The future for Wall Street's S&P 500 index was 0.9 per cent higher after the benchmark on Friday ended up 6.6 per cent for the week after surging inflation declined. U.S. markets are closed Monday for a holiday. "Markets rallied into the long weekend, providing a positive tone at the start of this week," ING economists said in a report. In early trading, the FTSE 100 in London gained 0.4 per cent to 7,613.78 and the DAX in Frankfurt advanced 0.7 per cent to 14,564.68.
The CAC 40 in Paris rose 0.8 per cent to 6,565.13. On Wall Street, the Dow Jones Industrial Average future was up 0.7 per cent. On Friday, the S&P gained 2.5 per cent, propelled by gains for tech companies.

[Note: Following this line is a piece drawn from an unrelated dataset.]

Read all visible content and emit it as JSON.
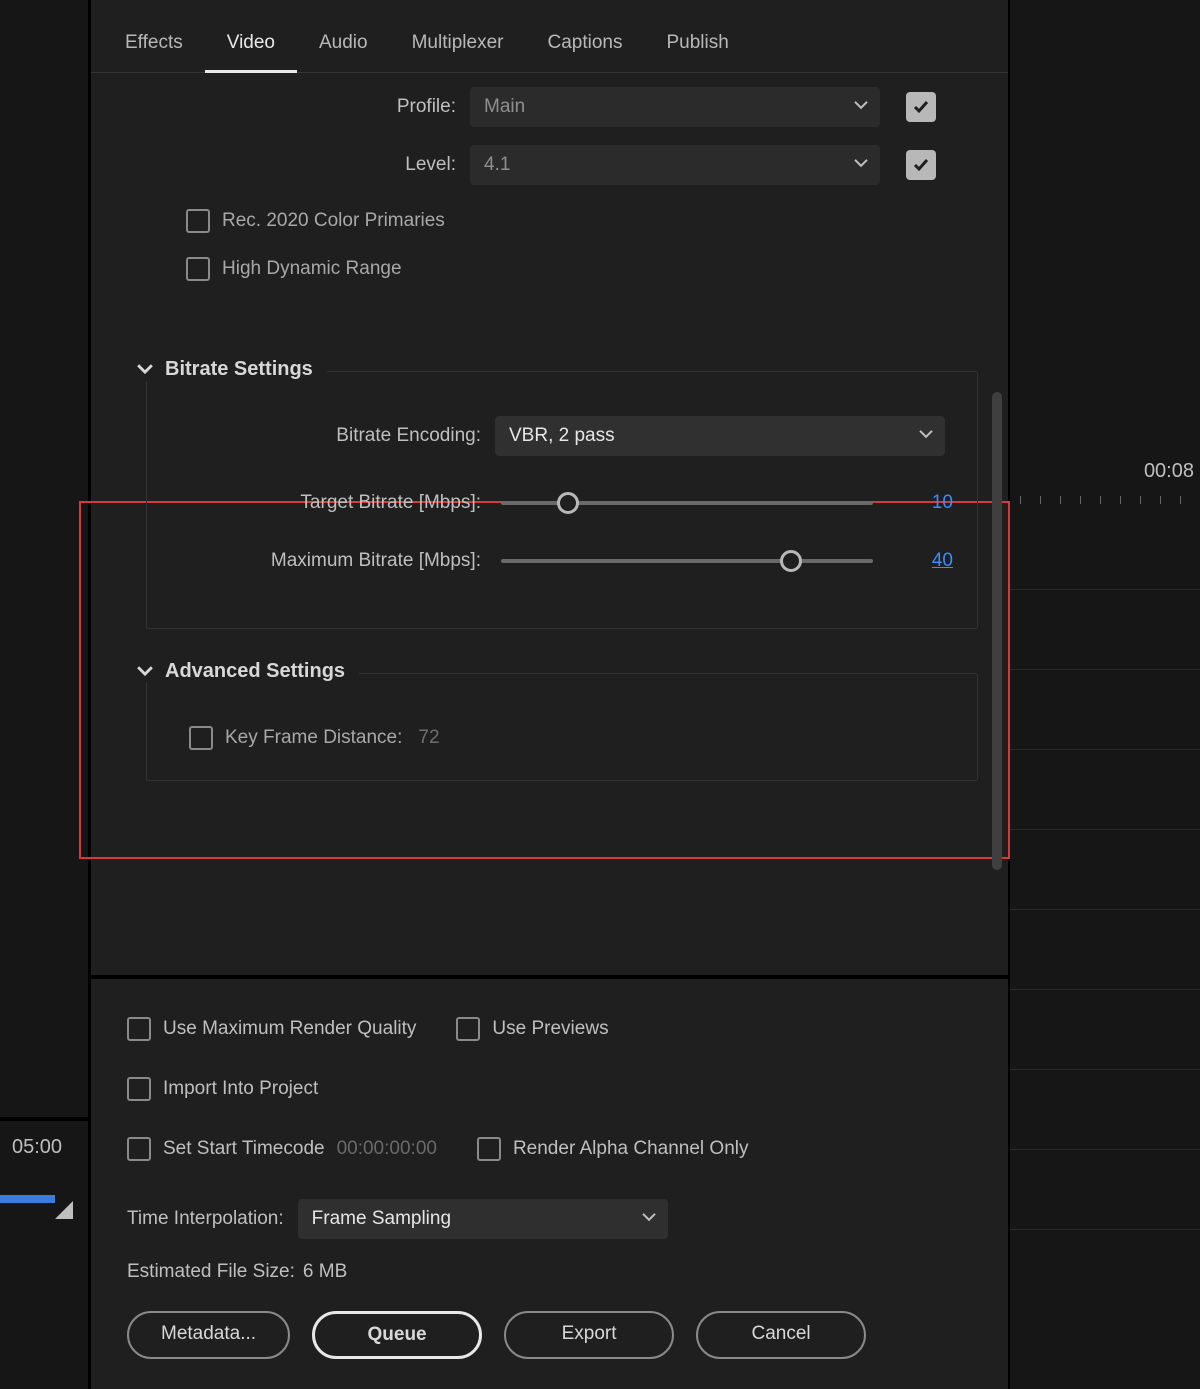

Investors were relieved after Commerce Department data showed U.S. inflation, which has prompted the Federal Reserve to raise interest rates, decelerated to 6.3 per cent over a year earlier in April, its first decline in 17 months.
Markets are worried about whether the Fed can control inflation that is running at a four-decade high without tipping the biggest global economy into recession.
The U.S. market has been in a slump for the past two months over fears about interest rate hikes that might slow economic activity, and the impact of Russia's war on Ukraine and a Chinese economic slowdown. Crude oil prices are up nearly 60 per cent this year due to fears about disruptions in supplies from Russia, the second-biggest global exporter.